00:53 Publié dans Auteurs | Lien permanent | Commentaires (0)

18/01/2019

Jules de Goncourt (1830-1870)

Si les frères Goncourt publièrent leurs romans sous une double signature, ils assumèrent en revanche séparément leurs œuvres graphiques respectives. La fine aquarelle rehaussée d'encre brune ci-dessous (27 x 33 cm), inédite, citée par Jules de Goncourt dans son Journal, que je vous invite à lire, représente une "maison en bois" où Jules et Edmond de Goncourt situent leur récit Une revendeuse.

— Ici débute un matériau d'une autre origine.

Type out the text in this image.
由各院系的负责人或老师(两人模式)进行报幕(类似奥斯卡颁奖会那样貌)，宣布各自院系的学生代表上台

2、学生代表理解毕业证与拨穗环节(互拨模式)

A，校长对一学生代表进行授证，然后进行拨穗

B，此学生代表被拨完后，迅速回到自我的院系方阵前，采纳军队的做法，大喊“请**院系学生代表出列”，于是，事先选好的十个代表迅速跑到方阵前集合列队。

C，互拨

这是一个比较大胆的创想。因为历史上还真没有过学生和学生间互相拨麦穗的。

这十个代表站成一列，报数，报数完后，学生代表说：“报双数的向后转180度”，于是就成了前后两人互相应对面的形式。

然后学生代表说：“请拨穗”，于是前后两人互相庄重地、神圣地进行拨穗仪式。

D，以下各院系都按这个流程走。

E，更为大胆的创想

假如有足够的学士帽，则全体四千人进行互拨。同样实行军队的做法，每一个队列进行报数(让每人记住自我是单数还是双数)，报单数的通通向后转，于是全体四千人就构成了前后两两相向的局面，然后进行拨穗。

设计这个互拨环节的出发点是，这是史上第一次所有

En juin 1849, les deux frères entreprirent un tour de France qui les mena entre autres en Bourgogne et qui s'acheva finalement à Alger. Dans L'Eclair du 26 juin 1852, ils publièrent sous leur double signature une relation de leur passage à Mâcon, intitulée Une revendeuse, qu'ils intègreront ensuite en 1856 dans leur recueil Une voiture de masques. Ce court récit évoque leur visite à la brocanteuse Madame Javet, établie dans la célèbre maison de bois de Mâcon - une des plus anciennes de la ville - située sur l'actuelle place aux Herbes :

"En remontant la rue qui débouche sur le pont de la Saône à Mâcon, vous trouvez à gauche une vieille maison en bois.
La maison est trouée de petites fenêtres qui bâillent, étranglées, pendant deux étages, entre des colonnettes cannelées, striées, imbriquées, losangées, rubannées, chacune d'un dessin différent du dessin de sa voisine. Sur les colonnettes s'appuient des frises peuplées de satyres et de femmes nues, celles-ci attaquant ceux-là à travers des guirlandes de fleurs en ronde-bosse, - naïve interprétation mythologique, que les Mâconnaises ne peuvent regarder qu'en échappade. - Quelques petites lucarnes aux toits pointus, sans volets, laissent entrer au grenier le vent l'hiver, le soleil l'été.
Le bois, qui a vieilli et pris les teintes rubiacées de l'acajou, est marqueté d'écriteaux numérotant toutes les industries qui se sont casernées dans cette gigantesque façade de bahut. Une tripière, un chaudronnier, un marchand de cartons, une fruitière, une blanchisseuse, se sont établis entre les piliers de bois. Les mous rose-rouge, les malles de carton aux arabesques jaunes, où les filles de la campagne apportent leur bagage quand elles viennent à Paris entrer en service, les linges blancs, les camisoles foncées, pendues comme une enseigne au-dessus des cuvées de savon, les carottes, les potirons éventrés, les chaudronneries cuivrées ou toute noires de fumée, tout cela fait un tapage de tons sales et de devantures guenilleuses au pied de la maison de bois.
Entre la tripière et le cartonnier, à une fenêtre toujours hermétiquement fermée dont une persienne est rabattue et l'autre seulement entrouverte, vous apercevez, sur le rebord de la fenêtre, quelques poteries de Chine ébréchées ; vous apercevez, collée à la vitre, une feuille de papier sur laquelle est écrit : Madame Javet, marchande en vieux, et dans le fond de la pièce, obscurée des scintillements de vieil or, et comme dans un kaléidoscope plein d'ombres, les mille couleurs de quelque chose pendu aux murs.
Que si l'amour du rococo vous fait pousser une porte à côté de la fenêtre, vous entrez de plain-pied dans le domaine sombre et fantastique de Goya..."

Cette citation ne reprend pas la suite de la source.